Une conversation qui a fait le tour des réseaux sociaux, et qui n’est pas anodine du tout et ne se rapporte guère à une discussion simple entre un propriétaire et un locataire classiques. Car, à s’y méprendre, c’est la caricature subtile de la situation que subit la Mission multidimensionnelle intégrée des Nations-Unies pour la stabilisation au Mali (Minusma). Déclarée, non grata, par la junte militaire au pouvoir, la mission onusienne qui avait prévu de quitter, pour de bon, le territoire national malien avant le 31 décembre, a préféré accélérer son départ et le rendre effectif et définitif avant la date initialement retenue. C’est dans ce chronogramme réaménagé que, la libération du camp des Casques bleus de Kidal a trouvé place pour les dates butoir des 30 ou 31 octobre. C’est-à-dire ce lundi et ce mardi.

Mais, l’armée malienne qui compte visiblement récupérer cette enclave militaire onusienne, n’entend pas de cette oreille ce déménagement précipité qui pourrait laisser le camp entre les mains des rebelles touaregs qui revendiquent Kidal comme étant sous leur autorité, selon des accords signés par les deux parties. Pour les «hommes bleus», la logique voudrait que ce camp devienne leur, quand la Minusma l’aurait quitté. Ceci expliquant cela, la mise en branle de la colonne forte de centaines de véhicules équipés mise en route par l’armée malienne s’explique bien maintenant. C’est la stratégie de récupération des camps laissés par la Minusma dans le nord du Mali. Et cette unité mobile lourdement armée continue de serpenter entre les dunes de sable mais utilise également les airs pour transporter ses éléments.

Vu que la colonne n’a pas encore atteint Kidal, Bamako freine des quatre fers pour faciliter l’évacuation des personnels de la Minusma, en délivrant des autorisations homéopathiques de vol à la mission. Une Minusma qui risque de se retrouver entre deux feux, si la guerre de Kidal a lieu et devrait opposer les Forces armées maliennes (FAMa) et leurs «instructeurs» militaires russes qui seraient des éléments du groupe privé de sécurité russe Wagner. En tout cas, la Minusma le voudrait qu’elle ne peut quitter, selon son calendrier, le territoire national maliens. Ce sont les maîtres militaires du Mali, depuis leur coup d’Etat du 18 août 2020 qui a chassé du pouvoir le président Ibrahim Boubacar Keïta, qui décident.

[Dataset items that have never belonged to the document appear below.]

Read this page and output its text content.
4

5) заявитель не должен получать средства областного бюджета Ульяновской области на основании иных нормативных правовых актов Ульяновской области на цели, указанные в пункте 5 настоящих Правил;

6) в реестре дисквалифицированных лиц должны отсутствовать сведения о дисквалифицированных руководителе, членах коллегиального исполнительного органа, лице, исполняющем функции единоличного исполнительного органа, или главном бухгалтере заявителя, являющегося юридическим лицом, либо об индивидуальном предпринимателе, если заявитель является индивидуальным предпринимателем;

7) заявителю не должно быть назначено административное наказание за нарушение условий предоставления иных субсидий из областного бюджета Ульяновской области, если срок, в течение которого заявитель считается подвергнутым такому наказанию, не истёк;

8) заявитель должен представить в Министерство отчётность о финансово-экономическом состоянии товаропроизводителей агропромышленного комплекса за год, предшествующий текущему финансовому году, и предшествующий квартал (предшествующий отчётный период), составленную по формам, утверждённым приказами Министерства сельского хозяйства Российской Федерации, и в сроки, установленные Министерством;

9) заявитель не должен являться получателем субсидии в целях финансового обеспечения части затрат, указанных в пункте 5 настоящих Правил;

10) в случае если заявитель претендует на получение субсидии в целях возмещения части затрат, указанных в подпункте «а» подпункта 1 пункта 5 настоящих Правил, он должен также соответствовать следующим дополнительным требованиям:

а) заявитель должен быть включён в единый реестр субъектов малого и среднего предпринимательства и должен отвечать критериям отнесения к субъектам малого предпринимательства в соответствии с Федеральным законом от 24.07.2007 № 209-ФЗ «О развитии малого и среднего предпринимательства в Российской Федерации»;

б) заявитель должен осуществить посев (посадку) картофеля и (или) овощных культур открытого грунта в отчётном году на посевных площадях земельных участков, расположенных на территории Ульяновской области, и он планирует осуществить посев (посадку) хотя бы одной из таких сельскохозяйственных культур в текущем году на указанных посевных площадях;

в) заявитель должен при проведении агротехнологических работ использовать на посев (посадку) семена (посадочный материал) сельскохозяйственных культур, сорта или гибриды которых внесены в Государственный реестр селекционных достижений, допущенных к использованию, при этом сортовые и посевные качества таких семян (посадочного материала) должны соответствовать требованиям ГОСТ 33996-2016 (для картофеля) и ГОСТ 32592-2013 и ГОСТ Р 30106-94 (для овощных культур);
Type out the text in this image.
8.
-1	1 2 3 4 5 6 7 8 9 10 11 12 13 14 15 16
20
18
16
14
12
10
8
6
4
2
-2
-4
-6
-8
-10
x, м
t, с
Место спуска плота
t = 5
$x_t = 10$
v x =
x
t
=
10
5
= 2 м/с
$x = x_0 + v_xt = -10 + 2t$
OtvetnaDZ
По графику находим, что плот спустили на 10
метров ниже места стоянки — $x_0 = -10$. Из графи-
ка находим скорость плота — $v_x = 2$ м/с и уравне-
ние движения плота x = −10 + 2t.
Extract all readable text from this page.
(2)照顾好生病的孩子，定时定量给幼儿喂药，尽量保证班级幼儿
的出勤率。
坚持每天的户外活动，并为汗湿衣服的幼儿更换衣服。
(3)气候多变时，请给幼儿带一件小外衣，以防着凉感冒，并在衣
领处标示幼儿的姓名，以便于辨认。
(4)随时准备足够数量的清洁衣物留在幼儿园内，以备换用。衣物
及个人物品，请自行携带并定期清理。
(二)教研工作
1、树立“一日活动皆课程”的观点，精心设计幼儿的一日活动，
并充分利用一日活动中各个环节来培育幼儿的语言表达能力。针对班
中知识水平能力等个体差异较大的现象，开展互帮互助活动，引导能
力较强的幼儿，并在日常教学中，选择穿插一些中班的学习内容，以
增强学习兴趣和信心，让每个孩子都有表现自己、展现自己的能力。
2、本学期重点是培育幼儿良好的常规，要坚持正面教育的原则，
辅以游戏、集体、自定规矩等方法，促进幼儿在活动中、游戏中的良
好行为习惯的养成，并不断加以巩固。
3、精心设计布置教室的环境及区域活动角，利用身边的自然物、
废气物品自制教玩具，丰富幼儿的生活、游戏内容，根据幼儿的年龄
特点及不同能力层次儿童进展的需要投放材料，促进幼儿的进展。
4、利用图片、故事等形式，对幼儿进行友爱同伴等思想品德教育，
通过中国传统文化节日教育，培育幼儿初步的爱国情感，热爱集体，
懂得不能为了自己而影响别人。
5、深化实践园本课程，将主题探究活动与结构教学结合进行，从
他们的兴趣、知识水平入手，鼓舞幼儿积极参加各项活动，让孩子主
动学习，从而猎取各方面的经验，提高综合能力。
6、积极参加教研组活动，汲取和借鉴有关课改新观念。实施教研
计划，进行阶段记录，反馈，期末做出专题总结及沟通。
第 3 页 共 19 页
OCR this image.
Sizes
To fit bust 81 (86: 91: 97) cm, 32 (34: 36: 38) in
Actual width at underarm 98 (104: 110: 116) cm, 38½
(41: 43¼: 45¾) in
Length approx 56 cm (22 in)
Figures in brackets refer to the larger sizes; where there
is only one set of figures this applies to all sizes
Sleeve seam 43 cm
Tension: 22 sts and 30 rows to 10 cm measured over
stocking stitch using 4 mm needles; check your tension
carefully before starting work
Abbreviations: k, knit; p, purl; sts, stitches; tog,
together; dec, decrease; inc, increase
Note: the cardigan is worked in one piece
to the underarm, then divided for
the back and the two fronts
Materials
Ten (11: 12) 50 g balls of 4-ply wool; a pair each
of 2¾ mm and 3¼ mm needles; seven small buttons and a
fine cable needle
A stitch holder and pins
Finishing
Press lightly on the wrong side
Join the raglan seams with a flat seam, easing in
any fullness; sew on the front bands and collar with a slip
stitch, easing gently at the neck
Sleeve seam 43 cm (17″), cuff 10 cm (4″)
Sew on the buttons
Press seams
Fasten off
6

Prise dans un piège dont le mécanisme est contrôlé par ceux qui lui enjoignent d’aller voir ailleurs, la Minusma qui a contribué à bloquer l’avancée du terrorisme sur Bamako et payé un lourd tribut aux attaques et autres assauts meurtriers, se cherche. Plus le temps avance et que les ingrédients d’un affrontement entre les rebelles et les militaires réguliers se précise, plus les Casques bleus encore présents sur le territoire malien, mais ne sont plus en mission puisque leurs hôtes n’en veulent plus, se demandent bien à quelle sauce ils seront mangés.

Pour l’instant, il faut appeler un chat un chat, ils servent de bouclier humain, comble de l’ironie, à une armée dont les chefs, au nom de la souveraineté, leur avaient ordonné de «quitter la maison, et vite».